Russian proxies flee Kherson as Ukraine advances in annexed territories
Top official in Kyiv calls evacuation amid counteroffensive a ‘propaganda show,’ says Ukrainian forces don’t shell their own cities

KYIV, Ukraine — Pro-Kremlin officials said they were pulling out of the key southern Ukraine city of Kherson on Wednesday, as Kyiv’s forces advanced on territory in Russian hands since the war’s earliest days.
Kherson was the first major city to fall to Moscow’s troops after the February invasion and retaking it would be a crucial prize in Ukraine’s ongoing counteroffensive.
Kyiv’s recapturing of swaths of its territory in the east and parts of the south has, however, been followed by missile and drone strikes that have demolished large parts of Ukraine’s power grid ahead of winter.
“The entire administration is already moving today,” to the eastern bank of the Dnieper River, the Kherson region’s Moscow-installed head, Vladimir Saldo, told Russian state television.
But the Ukrainian presidency’s chief of staff Andriy Yermak called the moves a “propaganda show” and accused Russia of “trying to scare the people of Kherson.”
Ukrainian forces “do not fire at Ukrainian cities,” Yermak wrote on Telegram.
The city is located on the western bank of the Dnieper, the same side where Ukrainian troops have been moving forward in a counteroffensive that began in August.
Evacuation from Kherson region in full swing — Kremlin-installed officials say they are preparing for battle, aim to move 50-60K people "deeper into Russia" in a week, and entry into the region has been banned to civilians. Putin also plans to meet Sec Council today ???? pic.twitter.com/2SborTue66
— Mary Ilyushina (@maryilyushina) October 19, 2022
Saldo said the pullout, along with the organized movement of civilians from the city, was a precaution and vowed that Russian forces would continue to fight against Ukraine.
Pro-Russian officials have said civilians would only be allowed to leave toward Russia or Russian-held parts of Ukraine.
However, Ukrainian forces have targeted bridges across the river to disrupt supply lines so Russian-installed officials said the evacuations were being done with ferries.
Russia’s Rossiya 24 state television channel showed images of people waiting to board ferries to cross the river.
Local officials said they were planning to move up to 60,000 civilians from the city of Kherson over a period of around six days.
Later Tuesday, Russian President Vladimir Putin introduced martial law in the Kherson, Luhansk, Kherson and Zaporizhzhia regions that Moscow claims to have annexed.
“I signed a decree to introduce martial law in these four subjects of the Russian Federation,” Putin said during a televised National Security Council meeting. The Kremlin then published a decree saying martial law will be introduced from early Thursday.

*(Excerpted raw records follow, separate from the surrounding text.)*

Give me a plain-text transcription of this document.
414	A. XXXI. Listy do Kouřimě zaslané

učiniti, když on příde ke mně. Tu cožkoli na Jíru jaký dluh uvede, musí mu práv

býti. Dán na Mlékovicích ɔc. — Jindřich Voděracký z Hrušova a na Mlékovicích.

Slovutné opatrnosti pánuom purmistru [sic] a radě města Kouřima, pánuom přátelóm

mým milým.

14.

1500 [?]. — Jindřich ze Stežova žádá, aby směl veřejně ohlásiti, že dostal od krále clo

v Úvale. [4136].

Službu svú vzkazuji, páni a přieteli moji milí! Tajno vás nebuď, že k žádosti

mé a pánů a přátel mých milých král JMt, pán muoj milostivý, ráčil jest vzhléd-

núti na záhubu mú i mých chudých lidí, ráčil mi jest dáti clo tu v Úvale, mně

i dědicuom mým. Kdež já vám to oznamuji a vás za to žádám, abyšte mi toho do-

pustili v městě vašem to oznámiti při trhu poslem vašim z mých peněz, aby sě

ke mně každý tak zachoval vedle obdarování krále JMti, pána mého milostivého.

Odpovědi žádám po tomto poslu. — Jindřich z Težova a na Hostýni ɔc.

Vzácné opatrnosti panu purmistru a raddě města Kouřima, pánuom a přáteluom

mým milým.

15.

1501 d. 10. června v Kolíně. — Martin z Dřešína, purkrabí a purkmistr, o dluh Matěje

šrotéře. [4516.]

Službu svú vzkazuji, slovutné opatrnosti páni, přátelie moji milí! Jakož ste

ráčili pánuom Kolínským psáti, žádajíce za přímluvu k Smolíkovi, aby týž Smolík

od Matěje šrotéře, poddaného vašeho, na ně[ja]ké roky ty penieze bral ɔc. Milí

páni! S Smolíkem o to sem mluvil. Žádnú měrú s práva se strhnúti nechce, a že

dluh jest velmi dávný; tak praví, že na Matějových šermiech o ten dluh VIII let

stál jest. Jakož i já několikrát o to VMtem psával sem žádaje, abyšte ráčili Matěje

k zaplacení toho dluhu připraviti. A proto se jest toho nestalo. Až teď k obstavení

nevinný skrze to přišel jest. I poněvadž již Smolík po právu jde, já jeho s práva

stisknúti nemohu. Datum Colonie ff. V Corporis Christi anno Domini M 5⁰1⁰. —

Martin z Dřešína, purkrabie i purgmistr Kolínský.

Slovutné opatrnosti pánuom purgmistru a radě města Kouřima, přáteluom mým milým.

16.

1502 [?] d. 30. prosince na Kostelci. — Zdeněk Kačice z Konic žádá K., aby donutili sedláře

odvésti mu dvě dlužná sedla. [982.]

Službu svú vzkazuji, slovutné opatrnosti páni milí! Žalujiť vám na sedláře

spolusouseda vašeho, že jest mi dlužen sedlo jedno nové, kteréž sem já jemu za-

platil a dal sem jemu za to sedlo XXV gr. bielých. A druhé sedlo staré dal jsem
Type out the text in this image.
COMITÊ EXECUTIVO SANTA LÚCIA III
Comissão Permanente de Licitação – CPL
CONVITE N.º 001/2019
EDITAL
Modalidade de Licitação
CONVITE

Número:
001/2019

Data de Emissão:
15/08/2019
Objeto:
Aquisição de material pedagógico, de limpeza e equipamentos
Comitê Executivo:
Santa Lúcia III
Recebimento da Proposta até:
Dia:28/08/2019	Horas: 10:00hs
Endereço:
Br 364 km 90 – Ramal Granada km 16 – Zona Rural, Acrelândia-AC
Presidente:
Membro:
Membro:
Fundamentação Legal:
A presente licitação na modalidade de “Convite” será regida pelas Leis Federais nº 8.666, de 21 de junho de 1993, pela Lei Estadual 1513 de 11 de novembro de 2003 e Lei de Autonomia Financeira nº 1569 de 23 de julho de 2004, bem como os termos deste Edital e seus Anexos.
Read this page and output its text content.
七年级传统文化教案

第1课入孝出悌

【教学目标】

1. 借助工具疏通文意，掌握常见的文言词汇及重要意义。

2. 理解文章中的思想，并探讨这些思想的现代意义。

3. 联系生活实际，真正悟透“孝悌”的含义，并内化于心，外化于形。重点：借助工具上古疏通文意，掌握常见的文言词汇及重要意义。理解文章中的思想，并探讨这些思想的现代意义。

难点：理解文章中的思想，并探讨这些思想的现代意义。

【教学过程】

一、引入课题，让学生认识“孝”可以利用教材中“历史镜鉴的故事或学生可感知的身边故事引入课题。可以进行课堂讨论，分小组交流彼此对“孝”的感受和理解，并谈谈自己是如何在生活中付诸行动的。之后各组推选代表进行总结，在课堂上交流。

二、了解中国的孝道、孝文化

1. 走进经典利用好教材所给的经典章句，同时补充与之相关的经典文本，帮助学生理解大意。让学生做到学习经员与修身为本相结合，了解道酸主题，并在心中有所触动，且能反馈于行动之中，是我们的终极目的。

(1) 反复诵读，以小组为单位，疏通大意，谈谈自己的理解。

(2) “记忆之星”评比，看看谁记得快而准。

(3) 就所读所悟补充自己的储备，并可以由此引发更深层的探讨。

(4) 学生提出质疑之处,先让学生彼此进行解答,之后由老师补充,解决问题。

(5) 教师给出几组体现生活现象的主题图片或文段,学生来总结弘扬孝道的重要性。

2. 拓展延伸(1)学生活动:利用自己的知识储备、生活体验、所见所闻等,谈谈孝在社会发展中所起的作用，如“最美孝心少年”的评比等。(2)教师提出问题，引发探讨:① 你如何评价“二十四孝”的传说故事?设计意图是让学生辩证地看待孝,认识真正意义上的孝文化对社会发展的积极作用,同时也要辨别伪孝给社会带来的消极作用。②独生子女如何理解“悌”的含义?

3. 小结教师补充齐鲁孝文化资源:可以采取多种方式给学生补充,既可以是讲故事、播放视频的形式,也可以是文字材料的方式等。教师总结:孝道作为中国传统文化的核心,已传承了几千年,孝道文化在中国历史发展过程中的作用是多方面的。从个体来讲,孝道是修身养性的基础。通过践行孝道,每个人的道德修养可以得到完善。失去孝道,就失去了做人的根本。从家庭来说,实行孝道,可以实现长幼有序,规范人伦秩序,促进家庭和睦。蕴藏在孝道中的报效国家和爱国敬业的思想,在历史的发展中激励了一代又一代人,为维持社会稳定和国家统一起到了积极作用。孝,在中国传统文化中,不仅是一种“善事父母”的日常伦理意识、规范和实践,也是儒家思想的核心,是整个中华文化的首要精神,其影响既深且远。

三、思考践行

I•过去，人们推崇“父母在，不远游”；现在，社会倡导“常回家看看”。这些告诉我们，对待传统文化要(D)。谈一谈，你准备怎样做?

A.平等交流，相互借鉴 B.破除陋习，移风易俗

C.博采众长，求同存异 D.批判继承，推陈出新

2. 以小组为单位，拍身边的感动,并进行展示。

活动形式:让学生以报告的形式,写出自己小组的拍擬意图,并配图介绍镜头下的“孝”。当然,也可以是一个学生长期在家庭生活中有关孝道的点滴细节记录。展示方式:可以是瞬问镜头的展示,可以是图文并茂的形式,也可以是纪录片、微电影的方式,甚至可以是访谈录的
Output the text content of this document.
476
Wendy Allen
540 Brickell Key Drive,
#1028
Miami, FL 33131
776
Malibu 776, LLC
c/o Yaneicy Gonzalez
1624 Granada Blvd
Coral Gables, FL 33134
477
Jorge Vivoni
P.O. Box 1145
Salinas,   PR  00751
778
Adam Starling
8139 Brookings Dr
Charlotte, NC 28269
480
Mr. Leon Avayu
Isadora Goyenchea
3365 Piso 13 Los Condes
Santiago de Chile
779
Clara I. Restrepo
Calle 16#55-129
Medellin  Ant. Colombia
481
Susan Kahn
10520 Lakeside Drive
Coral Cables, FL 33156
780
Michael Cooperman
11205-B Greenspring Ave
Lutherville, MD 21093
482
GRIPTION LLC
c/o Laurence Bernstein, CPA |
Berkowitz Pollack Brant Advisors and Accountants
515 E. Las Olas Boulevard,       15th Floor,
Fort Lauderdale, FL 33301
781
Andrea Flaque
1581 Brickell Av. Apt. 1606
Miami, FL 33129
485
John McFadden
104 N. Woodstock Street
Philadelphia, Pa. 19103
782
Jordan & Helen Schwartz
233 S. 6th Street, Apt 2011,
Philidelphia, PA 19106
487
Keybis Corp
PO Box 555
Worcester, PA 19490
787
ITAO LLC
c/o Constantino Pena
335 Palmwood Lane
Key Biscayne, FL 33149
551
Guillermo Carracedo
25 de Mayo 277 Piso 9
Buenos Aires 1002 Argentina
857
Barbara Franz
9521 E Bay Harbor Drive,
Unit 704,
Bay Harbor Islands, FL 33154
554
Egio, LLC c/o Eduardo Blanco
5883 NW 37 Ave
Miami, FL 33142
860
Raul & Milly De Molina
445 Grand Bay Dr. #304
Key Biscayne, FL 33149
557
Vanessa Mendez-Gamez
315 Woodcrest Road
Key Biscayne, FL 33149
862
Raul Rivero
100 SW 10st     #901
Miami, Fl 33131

Russia’s military commander for Ukraine operations, General Sergey Surovikin has said the Russian army will ensure “the safe evacuation of the population” from Kherson.
Speaking to Russian state TV on Tuesday, he accused Ukraine of strikes on civilian infrastructure in the region that “create a direct threat to the lives of residents.”
‘Safe evacuation’
Ukraine has recaptured occupied territory in the east of the country in recent weeks.
Its advance in the south has been far slower but has been gaining momentum in recent days.
There have also been some Russian advances. Russian forces on Tuesday claimed to have retaken territory from Ukrainian troops in the eastern Kharkiv region.
It was Moscow’s first announced capture of a village there since being nearly entirely pushed out of the region last month.

Russia has also been building up its defenses in the territory it still holds.
Russia’s Wagner mercenary group said it was working on building a fortified line of defense in Ukraine’s eastern Luhansk region.
“It is a multi-level and layered defense,” the group’s founder Yevgeny Prigozhin said on the social media of his company Concord.
Russian forces, meanwhile, continue to occupy the Zaporizhzhia nuclear power plant — Europe’s largest.
Petro Kotin, head of Ukraine’s nuclear energy agency Energoatom, told AFP on Wednesday that Russian forces were holding “about 50” plant employees in captivity.
Warnings of power outages
Ukraine meanwhile scrambled to rebuild damaged energy facilities across the country following a series of Russian strikes.
The government has warned of an emerging “critical” risk to its power grid after repeated Russian bombardments had destroyed one third of the country’s power facilities as winter approaches.
“It’s necessary for the whole country to prepare for electricity, water and heating outages,” Kyrylo Tymoshenko, deputy head of the Ukrainian president’s office, told Ukrainian television on Tuesday.
Drones also bombarded Kyiv on Monday, leaving five dead, in what the presidency described as an attack of Russian desperation after a string of battlefield losses.

Kyiv and its Western allies have accused Moscow of using Iranian-made drones in the strikes, a move President Volodymyr Zelensky portrayed as a sign of Russia’s failure.
Ukraine said Wednesday it had shot down 223 Iranian-made drones since mid-September.
But the Kremlin has said it has no knowledge of its army using Iranian drones in Ukraine and Tehran has said the claims that it is providing Russia with weapons are “baseless.”
Nabila Massrali, spokeswoman for EU foreign policy chief Josep Borrell, said the EU has “sufficient evidence” that Tehran was supplying Russia with drones and would prepare fresh sanctions on Iran.